Yuan mengangkat sebelah alisnya.
“Mereka dibunuh? Oleh siapa? Jangan bilang mereka bertarung satu sama lain atau semacamnya.”
“Tentu saja tidak. Mereka dibunuh oleh satu-satunya eksistensi di dunia ini yang dapat melakukannya—Dewa Iblis.”
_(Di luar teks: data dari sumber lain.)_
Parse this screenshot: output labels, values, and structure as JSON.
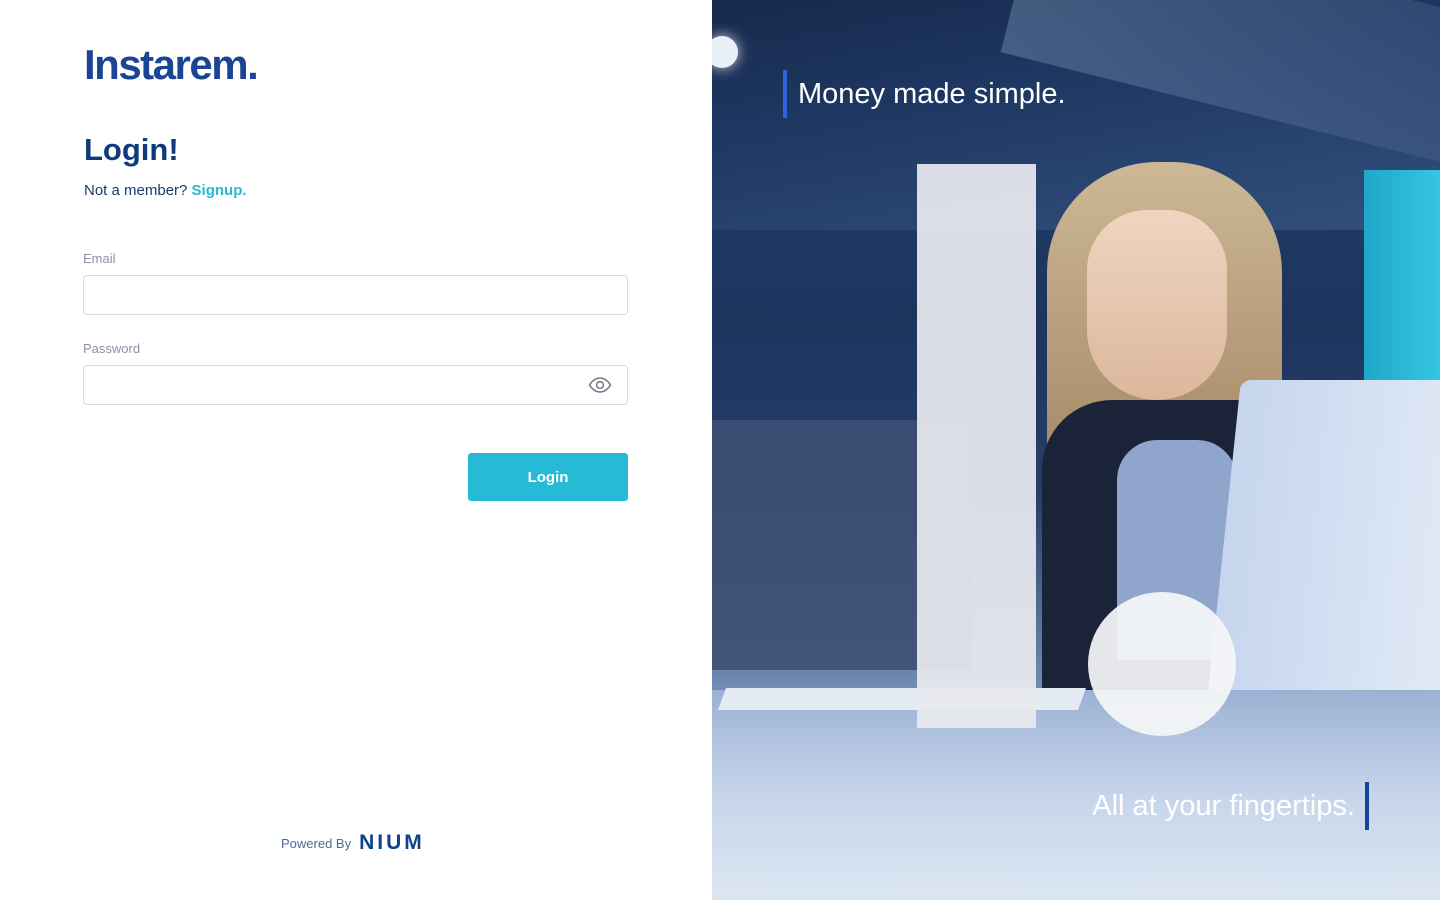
{
  "brand": {
    "logo_text": "Instarem."
  },
  "login": {
    "title": "Login!",
    "member_prompt": "Not a member? ",
    "signup_link": "Signup.",
    "email_label": "Email",
    "email_value": "",
    "email_placeholder": "",
    "password_label": "Password",
    "password_value": "",
    "password_placeholder": "",
    "password_toggle_icon": "eye-icon",
    "submit_label": "Login"
  },
  "footer": {
    "powered_by": "Powered By",
    "partner_logo": "NIUM"
  },
  "hero": {
    "headline": "Money made simple.",
    "tagline": "All at your fingertips."
  },
  "colors": {
    "brand_blue": "#1b4494",
    "accent_cyan": "#27bad6",
    "hero_overlay": "#1d355e"
  }
}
“Apa?” Yuan langsung merasa bingung.
“Dewa Iblis? Untuk apa dia membunuh ciptaannya sendiri?”
Dewa Iblis selalu bersikeras untuk tidak ikut campur dengan dunianya sendiri, dan membantai ciptaannya sendiri akan menjadi pertentangan langsung terhadap hal itu.
Wanita itu mengangkat bahunya dan menjelaskan dengan tenang, “Karena kami menyerangnya.”
“Kau apa?!” seru Yuan, matanya terbelalak tak percaya.